Ściana dla kota jest jak dotąd najlepszym projektem dla majsterkowiczów, ponieważ oferuje naszemu aktywnemu kotu ujście do wspinaczki i eksploracji, oprócz dekoracji ściennych i dodatkowego miejsca do przechowywania.
Ponieważ jest to mieszkanie w Nowym Jorku, konieczne jest zmaksymalizowanie przestrzeni, więc przy dokonywaniu zakupów duży nacisk kładzie się na to, aby przedmioty oferowały wiele zastosowań lub miały miejsce do przechowywania. W naszym domu nasz stolik kawowy z podnoszonym blatem oferuje miejsce do przechowywania, którego używamy do przechowywania koców i gier, a także może służyć jako stół jadalny; nasz stół jadalny jest w rzeczywistości używany do gier planszowych, puzzli i rozrywki, gdy mamy gości; a trzecim przykładem może być nasz stolik końcowy, który oferuje przechowywanie i ładowanie wnętrza. Mamy szczęście, że mamy sufity o wysokości 11 stóp.

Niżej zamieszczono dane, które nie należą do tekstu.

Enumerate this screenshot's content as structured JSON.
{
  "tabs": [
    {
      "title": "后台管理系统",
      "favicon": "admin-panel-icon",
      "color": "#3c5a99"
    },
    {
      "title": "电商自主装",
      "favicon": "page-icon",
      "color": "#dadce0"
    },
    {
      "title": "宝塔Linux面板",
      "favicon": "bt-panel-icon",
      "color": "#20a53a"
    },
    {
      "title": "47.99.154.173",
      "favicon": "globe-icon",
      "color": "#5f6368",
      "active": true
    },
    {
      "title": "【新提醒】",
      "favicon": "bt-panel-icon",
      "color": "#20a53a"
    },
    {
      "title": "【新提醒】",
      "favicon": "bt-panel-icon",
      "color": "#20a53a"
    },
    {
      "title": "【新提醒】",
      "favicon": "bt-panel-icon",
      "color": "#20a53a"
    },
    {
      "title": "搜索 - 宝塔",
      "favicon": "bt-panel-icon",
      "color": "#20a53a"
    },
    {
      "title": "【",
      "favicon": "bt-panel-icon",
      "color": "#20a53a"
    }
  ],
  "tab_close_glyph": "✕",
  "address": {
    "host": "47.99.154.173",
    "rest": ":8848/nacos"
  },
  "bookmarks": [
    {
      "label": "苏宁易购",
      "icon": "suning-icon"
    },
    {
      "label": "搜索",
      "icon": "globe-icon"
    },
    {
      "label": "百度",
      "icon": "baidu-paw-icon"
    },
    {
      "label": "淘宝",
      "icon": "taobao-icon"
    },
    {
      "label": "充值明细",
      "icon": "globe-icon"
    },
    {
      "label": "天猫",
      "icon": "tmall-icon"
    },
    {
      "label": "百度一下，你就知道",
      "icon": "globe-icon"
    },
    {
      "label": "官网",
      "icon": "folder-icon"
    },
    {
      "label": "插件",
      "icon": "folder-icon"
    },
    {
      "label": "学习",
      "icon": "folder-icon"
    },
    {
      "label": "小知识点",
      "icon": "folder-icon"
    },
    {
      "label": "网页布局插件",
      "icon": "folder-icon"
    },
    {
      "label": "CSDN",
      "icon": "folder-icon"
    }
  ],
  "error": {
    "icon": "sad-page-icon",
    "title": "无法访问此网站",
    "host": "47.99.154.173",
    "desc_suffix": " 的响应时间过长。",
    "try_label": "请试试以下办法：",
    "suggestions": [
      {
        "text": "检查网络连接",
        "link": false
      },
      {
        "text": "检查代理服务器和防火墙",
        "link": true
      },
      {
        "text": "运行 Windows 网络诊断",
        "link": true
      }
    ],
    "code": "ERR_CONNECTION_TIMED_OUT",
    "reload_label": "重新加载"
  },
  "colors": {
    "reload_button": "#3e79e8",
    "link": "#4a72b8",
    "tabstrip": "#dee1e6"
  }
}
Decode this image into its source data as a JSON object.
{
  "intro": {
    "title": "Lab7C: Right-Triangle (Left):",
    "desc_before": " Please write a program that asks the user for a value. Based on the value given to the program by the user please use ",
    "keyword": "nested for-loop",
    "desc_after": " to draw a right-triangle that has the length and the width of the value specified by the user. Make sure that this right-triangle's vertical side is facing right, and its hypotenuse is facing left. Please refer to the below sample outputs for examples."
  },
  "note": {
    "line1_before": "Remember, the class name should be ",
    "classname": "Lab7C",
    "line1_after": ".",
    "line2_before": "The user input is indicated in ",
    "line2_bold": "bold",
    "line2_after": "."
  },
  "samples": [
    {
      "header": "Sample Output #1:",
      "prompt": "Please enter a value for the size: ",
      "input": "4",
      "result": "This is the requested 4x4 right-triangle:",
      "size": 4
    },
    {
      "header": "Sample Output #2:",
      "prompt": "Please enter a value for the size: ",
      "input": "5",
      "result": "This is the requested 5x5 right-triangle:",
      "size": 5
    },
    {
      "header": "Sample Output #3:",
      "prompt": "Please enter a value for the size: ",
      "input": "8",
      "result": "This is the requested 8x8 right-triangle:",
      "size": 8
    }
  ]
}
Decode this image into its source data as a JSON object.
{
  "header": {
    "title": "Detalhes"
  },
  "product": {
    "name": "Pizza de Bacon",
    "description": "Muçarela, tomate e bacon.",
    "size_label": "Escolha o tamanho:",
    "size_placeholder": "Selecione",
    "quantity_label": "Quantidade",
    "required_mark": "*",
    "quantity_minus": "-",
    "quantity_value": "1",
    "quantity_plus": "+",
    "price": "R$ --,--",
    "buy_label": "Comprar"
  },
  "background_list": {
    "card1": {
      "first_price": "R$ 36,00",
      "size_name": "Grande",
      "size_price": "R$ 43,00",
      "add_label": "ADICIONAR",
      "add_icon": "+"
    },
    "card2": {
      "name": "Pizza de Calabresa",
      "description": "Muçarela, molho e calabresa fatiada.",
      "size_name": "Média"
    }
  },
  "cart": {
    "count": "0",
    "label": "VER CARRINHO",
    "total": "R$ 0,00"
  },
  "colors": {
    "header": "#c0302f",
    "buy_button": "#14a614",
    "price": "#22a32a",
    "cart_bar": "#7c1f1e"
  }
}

Mieszkam w mieście, które kocham, i choć jest piękne, jest szare, a dla większości z nas, którzy tu mieszkają, nieoficjalnie domyślamy się czarnego munduru. W naszym domu świadomie staram się wykorzystać każdą okazję, aby był żywy i jasny. Mamy ścianę galerii nad naszym stołem z puzzlami, na której znajdują się prace kilku artystów, od Jeana-Michela Basquiata po Vincenta van Gogha. Pochodzę z dużej, zróżnicowanej rodziny, a także jestem w związku międzyrasowym, więc byłam skłonna reprezentować tych, których kocham.